14.4.14

Danos colaterais

Por António Perez Metelo, Dinheiro Vivo

O mês de abril, sobretudo em anos como este, 40 anos depois da grande rotura com um passado opressivo, estimula os pronunciamentos públicos de questões particularmente dolorosas e difíceis de superar nos dias que correm. Há sempre vários lados de uma mesma questão e, se as democracias podem reivindicar para si a superioridade face a outros regimes políticos, é porque em liberdade é sempre possível encontrar pacificamente vias de compromisso e de progresso.

A petição, assinada por 35 mil cidadãos, para que se ponha no topo da agenda política o problema da sustentabilidade do pagamento da dívida, nas condições e ao ritmo que os tratados europeus impõem, reclama um amplo debate sobre uma questão espinhosa, que ameaça a qualidade de vida de milhões de portugueses nos próximos 20 ou 30 anos.

Os dados sobre o alastramento da pobreza em Portugal (que reportam a 2012 e nem espelham a situação crítica atual) são alarmantes.

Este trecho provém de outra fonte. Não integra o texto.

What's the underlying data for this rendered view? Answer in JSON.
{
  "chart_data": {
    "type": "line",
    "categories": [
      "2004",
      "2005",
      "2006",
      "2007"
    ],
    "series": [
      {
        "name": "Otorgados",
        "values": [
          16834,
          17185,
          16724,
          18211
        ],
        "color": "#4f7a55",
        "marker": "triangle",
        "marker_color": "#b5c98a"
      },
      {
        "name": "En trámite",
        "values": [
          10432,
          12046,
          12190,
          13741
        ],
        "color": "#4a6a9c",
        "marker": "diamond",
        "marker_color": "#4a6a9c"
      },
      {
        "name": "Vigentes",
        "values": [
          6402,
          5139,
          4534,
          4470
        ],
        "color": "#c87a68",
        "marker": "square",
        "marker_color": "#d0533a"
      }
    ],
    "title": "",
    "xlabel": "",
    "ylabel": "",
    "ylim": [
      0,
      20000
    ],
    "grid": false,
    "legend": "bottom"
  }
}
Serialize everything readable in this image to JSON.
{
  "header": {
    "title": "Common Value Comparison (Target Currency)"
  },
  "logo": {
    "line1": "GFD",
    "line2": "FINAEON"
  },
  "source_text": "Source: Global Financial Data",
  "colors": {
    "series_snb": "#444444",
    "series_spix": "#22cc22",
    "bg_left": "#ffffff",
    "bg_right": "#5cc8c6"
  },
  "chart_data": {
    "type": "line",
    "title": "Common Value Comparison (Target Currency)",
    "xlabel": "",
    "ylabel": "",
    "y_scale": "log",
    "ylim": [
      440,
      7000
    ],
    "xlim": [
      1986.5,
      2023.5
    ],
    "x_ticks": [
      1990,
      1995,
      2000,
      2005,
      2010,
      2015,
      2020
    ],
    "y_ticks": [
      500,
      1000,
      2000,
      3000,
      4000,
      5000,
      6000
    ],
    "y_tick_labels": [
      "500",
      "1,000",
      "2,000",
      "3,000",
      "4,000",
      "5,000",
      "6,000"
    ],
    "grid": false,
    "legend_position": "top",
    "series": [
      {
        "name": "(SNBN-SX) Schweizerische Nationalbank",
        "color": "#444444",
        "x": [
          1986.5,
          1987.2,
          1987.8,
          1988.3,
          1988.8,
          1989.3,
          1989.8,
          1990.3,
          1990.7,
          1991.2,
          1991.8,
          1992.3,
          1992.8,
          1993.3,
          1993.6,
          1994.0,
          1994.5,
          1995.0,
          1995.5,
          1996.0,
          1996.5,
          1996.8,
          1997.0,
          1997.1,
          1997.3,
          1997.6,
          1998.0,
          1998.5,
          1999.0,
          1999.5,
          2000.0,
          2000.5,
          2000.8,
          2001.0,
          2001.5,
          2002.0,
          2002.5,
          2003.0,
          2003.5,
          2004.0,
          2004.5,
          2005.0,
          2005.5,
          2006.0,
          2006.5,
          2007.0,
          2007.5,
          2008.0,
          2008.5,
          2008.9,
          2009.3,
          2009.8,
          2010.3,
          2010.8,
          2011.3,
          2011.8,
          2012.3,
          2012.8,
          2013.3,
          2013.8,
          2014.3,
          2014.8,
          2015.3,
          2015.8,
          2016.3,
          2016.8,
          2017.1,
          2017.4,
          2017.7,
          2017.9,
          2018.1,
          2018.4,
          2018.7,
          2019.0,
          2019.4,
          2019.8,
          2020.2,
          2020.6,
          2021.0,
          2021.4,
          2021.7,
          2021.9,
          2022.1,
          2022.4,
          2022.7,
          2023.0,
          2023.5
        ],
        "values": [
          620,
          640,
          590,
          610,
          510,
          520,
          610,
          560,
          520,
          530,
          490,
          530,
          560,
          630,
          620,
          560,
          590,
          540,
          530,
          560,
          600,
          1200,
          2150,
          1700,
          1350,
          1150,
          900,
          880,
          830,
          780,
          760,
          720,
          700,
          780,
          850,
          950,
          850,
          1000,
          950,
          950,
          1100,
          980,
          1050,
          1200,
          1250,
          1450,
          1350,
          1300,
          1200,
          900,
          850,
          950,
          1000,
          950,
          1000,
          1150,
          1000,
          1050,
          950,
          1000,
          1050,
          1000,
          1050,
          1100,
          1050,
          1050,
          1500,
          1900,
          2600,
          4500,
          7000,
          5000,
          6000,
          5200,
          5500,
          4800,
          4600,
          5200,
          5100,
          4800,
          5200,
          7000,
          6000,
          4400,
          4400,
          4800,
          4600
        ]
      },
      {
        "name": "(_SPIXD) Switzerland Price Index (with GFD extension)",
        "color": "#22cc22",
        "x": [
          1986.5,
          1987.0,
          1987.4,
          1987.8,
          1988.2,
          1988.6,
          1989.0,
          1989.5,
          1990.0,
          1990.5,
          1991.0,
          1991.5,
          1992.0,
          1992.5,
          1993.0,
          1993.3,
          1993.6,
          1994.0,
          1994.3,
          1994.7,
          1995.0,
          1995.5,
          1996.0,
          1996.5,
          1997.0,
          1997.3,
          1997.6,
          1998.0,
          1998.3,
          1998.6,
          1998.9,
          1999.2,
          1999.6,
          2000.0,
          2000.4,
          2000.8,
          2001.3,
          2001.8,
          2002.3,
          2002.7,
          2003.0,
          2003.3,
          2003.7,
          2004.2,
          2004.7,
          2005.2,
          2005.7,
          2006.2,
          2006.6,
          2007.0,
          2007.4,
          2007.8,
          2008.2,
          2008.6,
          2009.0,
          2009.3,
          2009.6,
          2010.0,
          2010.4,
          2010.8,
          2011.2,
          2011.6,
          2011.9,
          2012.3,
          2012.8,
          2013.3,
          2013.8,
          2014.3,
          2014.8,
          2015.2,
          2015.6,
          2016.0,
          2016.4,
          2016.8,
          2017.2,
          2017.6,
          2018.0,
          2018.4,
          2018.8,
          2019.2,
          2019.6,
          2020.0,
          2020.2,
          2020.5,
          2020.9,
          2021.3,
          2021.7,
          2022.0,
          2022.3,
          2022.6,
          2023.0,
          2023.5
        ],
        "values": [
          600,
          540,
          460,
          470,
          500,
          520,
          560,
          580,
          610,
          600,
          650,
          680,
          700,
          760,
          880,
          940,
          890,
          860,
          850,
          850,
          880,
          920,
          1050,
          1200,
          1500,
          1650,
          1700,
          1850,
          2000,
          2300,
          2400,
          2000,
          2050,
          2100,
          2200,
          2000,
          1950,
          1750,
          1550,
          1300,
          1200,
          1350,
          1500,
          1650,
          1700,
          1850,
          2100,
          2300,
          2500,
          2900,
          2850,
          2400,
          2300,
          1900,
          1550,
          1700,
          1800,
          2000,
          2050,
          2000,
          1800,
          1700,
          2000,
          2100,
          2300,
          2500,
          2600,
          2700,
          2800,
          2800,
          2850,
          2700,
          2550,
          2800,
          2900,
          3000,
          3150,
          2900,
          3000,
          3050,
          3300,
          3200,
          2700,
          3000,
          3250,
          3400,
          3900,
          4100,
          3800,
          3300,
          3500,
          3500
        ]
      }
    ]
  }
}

As medidas anunciadas pelo governo nem chegam a ser remendos.

Jovens quadros, forçados a emigrar para ver reconhecidos e valorizados os seus saberes e capacidades, lançam um manifesto para que se discuta como dar a volta à situação que os enxotou do país, já que é aqui que querem trabalhar e construir um futuro.

Uma reportagem televisiva mostra a realidade chocante das mulheres trabalhadoras discriminadas e penalizadas, pelos pequenos ditadores que, 40 anos volvidos, continuam a mandar nas relações laborais de demasiadas empresas em Portugal, pelo simples facto de terem filhos pequenos ou estarem grávidas.

Nada disto pode ser encarado como natural ou inevitável. Eu já tenho idade para saber que não há soluções fáceis. Mas importante é fazer caminho, caminhando. Sem esta sensação angustiante de que as questões sociais são danos colaterais de uma longa caminhada de equilíbrios económicos e financeiros - e não mais do que isso.

Tudo depende das prioridades atribuídas aos diversos aspetos da recuperação nacional. Tal como as coisas se apresentam, “o país” (isto é, as condições de realização dos negócios em Portugal) está melhor. Os jovens, os velhos, os pobres, a classe média, é que não conseguem dar por isso.